Il presente scritto, estratto da un’opera dell’intellettuale tedesco Otto Bangert del 1927 dal titolo Oro o sangue. La via di uscita dal caos, mostra il ruolo che la Borsa e l’alta finanza ebraica, durante il periodo della Grande guerra e anche dopo, ebbero nella caduta dell’impero tedesco (1871-1918). Le parole di Bangert – la cui importanza storica è indiscutibile – rappresentano a tutti gli effetti il pensiero generale del popolo tedesco dell’epoca, con tutte le sue ragioni e contraddizioni, ma sempre coerente e leale anche nella sconfitta. Buona lettura!

Nelle democrazie occidentali, la dittatura dell’oro ebraico sull’economia e sullo Stato era quasi completa già prima della Guerra mondiale. La plutocrazia ebraica governava da molto tempo dietro le quinte parlamentari. A parte la Russia, nonché alcuni Stati di seconda e terza categoria, solo in Germania esisteva un potente Stato nazionale capace non soltanto di resistere ai desideri dittatoriali del capitale finanziario ebraico, ma sotto la cui protezione permetteva a una fiorente economia nazionale di affermarsi ancora in modo relativamente indipendente.

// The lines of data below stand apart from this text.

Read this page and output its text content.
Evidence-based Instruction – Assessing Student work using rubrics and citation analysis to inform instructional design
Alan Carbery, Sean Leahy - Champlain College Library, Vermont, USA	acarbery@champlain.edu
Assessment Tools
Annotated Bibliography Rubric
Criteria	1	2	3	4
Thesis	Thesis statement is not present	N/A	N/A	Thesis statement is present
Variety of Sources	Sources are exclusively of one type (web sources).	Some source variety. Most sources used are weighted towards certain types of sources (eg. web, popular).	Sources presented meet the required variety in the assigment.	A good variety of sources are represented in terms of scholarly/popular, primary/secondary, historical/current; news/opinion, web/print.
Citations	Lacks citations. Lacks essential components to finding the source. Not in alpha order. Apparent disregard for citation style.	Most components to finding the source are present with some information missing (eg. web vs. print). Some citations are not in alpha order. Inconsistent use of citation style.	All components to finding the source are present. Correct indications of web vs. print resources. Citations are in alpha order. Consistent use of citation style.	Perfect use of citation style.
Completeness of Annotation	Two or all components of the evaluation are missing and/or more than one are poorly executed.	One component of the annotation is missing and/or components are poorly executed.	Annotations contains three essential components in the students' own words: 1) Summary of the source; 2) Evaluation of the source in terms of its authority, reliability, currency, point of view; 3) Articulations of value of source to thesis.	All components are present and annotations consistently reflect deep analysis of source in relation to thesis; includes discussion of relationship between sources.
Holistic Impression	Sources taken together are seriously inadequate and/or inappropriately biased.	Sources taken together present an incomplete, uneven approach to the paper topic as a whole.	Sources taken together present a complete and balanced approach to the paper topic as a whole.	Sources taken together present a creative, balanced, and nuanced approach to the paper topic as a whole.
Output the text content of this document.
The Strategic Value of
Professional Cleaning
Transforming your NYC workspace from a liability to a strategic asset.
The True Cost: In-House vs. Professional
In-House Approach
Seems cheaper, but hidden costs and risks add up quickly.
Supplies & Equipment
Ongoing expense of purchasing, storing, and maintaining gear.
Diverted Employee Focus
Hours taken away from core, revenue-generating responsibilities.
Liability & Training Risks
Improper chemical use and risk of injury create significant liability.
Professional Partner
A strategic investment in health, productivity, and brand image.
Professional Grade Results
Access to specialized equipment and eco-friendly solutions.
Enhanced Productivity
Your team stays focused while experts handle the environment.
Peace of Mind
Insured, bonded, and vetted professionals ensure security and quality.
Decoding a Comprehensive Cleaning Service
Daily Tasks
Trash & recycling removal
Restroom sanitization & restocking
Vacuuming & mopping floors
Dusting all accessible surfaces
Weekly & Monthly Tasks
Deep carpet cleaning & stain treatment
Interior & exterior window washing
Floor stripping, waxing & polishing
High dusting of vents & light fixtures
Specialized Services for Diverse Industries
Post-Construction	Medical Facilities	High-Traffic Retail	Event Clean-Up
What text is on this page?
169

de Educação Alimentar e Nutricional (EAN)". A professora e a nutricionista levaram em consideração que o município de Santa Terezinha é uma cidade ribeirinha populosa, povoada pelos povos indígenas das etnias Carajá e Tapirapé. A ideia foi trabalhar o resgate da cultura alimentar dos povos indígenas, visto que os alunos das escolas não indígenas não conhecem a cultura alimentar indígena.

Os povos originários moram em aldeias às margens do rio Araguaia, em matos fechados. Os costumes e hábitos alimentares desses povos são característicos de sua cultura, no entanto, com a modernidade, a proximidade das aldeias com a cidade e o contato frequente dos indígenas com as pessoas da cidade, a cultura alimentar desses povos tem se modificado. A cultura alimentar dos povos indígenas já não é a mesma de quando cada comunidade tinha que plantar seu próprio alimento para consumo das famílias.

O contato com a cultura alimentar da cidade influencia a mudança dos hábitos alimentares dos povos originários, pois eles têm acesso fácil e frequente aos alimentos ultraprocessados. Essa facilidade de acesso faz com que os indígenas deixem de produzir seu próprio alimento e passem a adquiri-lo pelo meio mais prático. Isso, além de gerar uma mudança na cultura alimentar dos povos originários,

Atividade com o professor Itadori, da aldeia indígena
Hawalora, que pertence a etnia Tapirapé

Fare di questa fiorente economia nazionale una provincia di sfruttamento del capitale finanziario internazionale divenne quindi l’idea alla base di tutte le ulteriori aspirazioni della Borsa ebraica. Per realizzarla, l’alta finanza ebraica ideò un piano tanto grandioso quanto criminale. Lo Stato tedesco, che proteggeva la propria economia dagli artigli della finanza ebraica, doveva cadere per rendere possibile la grande razzia. Una simile caduta, però, non poteva che essere causata da una rivoluzione o da una schiacciante sconfitta in guerra. L’ebreo, valutando correttamente il potere di resistenza dello Stato tedesco, si adoperò allo stesso tempo per entrambe le cose.

Cominciò a rivoluzionare la Germania secondo i piani. Fu lui a far avanzare le idee liberali e democratiche nel popolo tedesco, scatenando così tendenze destinate a portare alla dissoluzione dell’essenza nordica e, infine, dello Stato tedesco. Da tempo anche nel panorama tedesco, con i suoi villaggi e le sue cittadine, erano venuti a depositarsi gli inorganici cumuli di pietra delle metropoli, e lì si era formata un’umanità di infima razza che aveva perso il legame con la pura fonte del sangue nordico. Sopra il contadinato e la borghesia del Medioevo si era ammassata un’intellighenzia esangue, un proletariato senza razza. Qua, le tendenze rivoluzionarie furono rafforzate dagli impulsi di un sangue già corrotto; qui, lo spirito di eterna negazione, l’ebreo, issò la bandiera rossa della rivoluzione contro i sacri legami del sangue nordico.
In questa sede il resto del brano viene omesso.